Music Review Noah and the Whale: First Days of Spring The First Days of Spring was released earlier this year as a follow up to Noah and the Whale’s debut album, Peaceful the World Lays Me Down. The First Days of Spring covers the shifting shades of a fading love which, by comparison, makes their first musical accomplishment sound like little more than a sweet nothing.

Interestingly enough, the wilting romance that inspired this change of direction was between none other than former band member Laura Marling and lead singer Charlie Fink. Fink is in fact reported to have said that ‘the first time I listened to our new album in full, I just broke down’.

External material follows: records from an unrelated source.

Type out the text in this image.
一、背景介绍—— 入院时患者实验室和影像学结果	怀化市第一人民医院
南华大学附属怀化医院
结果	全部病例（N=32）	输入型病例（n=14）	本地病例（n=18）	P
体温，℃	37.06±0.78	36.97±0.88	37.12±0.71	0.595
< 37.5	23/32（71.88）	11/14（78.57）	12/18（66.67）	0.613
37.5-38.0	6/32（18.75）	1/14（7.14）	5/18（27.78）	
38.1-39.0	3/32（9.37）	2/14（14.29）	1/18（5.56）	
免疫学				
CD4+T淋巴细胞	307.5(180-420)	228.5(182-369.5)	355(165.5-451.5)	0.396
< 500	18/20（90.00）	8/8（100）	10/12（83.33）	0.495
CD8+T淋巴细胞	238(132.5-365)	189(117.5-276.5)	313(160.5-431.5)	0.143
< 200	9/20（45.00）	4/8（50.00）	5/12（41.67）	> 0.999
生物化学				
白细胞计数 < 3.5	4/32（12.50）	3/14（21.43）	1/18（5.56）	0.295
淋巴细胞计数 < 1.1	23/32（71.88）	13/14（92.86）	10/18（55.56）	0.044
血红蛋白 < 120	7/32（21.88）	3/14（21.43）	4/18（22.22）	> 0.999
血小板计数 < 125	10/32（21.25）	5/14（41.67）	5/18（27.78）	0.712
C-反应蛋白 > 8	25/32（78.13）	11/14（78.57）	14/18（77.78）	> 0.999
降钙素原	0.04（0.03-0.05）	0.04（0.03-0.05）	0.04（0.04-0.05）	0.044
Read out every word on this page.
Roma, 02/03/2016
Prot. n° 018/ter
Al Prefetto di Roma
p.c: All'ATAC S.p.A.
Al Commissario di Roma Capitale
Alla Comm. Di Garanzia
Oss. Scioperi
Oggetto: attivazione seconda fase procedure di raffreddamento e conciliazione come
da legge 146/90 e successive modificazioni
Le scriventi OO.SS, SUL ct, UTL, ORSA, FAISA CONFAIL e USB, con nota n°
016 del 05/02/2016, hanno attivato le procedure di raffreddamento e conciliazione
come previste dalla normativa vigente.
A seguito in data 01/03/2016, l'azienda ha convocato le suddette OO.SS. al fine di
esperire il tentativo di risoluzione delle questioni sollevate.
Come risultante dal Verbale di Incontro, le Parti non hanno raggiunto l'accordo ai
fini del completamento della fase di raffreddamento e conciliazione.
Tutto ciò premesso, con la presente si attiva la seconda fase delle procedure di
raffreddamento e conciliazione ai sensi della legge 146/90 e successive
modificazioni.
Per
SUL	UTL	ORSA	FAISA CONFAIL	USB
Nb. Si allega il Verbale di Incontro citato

Fortunately for fans of the band, the seductive scent of blossoming sadness laces this album with an arresting sincerity. The resonant guitar riffs and mournful violin melodies may sound insubstantial, but they haunt the air like a hungry ghost. Furthermore, Fink puts his voice to good use by gently rumbling it over the music like an ageing gunshot. In an overall sense, the album sounds like Noah and the Whale have decided to dignify their passions with a forget-me-not sound that shudders and shivers with as much intensity as something Sigur Ros could have produced. The best example of this would have to be the title track of the album, which pulses with enough emotion to give even the meekest memories of lost love some heart.

However, there are undoubtedly those who will hear only the wistful wining of a band that has for so long been rooted in pansy pop. Is it possible that these people would have a point too? Is there not something quite artificial, pathetic and self-indulgent about their art? One could certainly give credence to some of these criticisms, particularly on the grounds that the album is over-watered with clichés.

This is perhaps most apparent in songs such as Blue Skies, in which Fink opens with the lamented line ‘This is a song for anyone with a broken heart’. Perhaps such bland allusions to love could be professed a little less, but surely it is more important to identify whether the album feels like a broken heart?

There are of course those cavilling cowboys who will deliberately avoid making such simple distinctions so that they can (with artless triumph) round up roses, pistol whip posies, and return stolen hearts to their owners; but you do not have to be one of them. It is best to adopt a more delicate approach to this album because, as is the case with many beautiful things, once dissected, they become bloody, unspeakable messes.

It is thus best to focus on the feel of the album, for example: the final track, My Door is Always Open, which climaxes with an intangible mix of morose metaphor. You could approach this song like a surgeon performing investigative surgery with a shotgun and argue that ‘and the dust and the dirt and the flowers in the earth’ is nothing more than the prattle of a pretentious indie pop devotee; or you could take these wailed words as the unfinished thoughts of a man who is overwhelmed by the grandeur of his own emotions.

To surmise, the First Days of Spring is a wonderful album capable of rankling your insides with the elemental force of evanescing love, but only if you let it.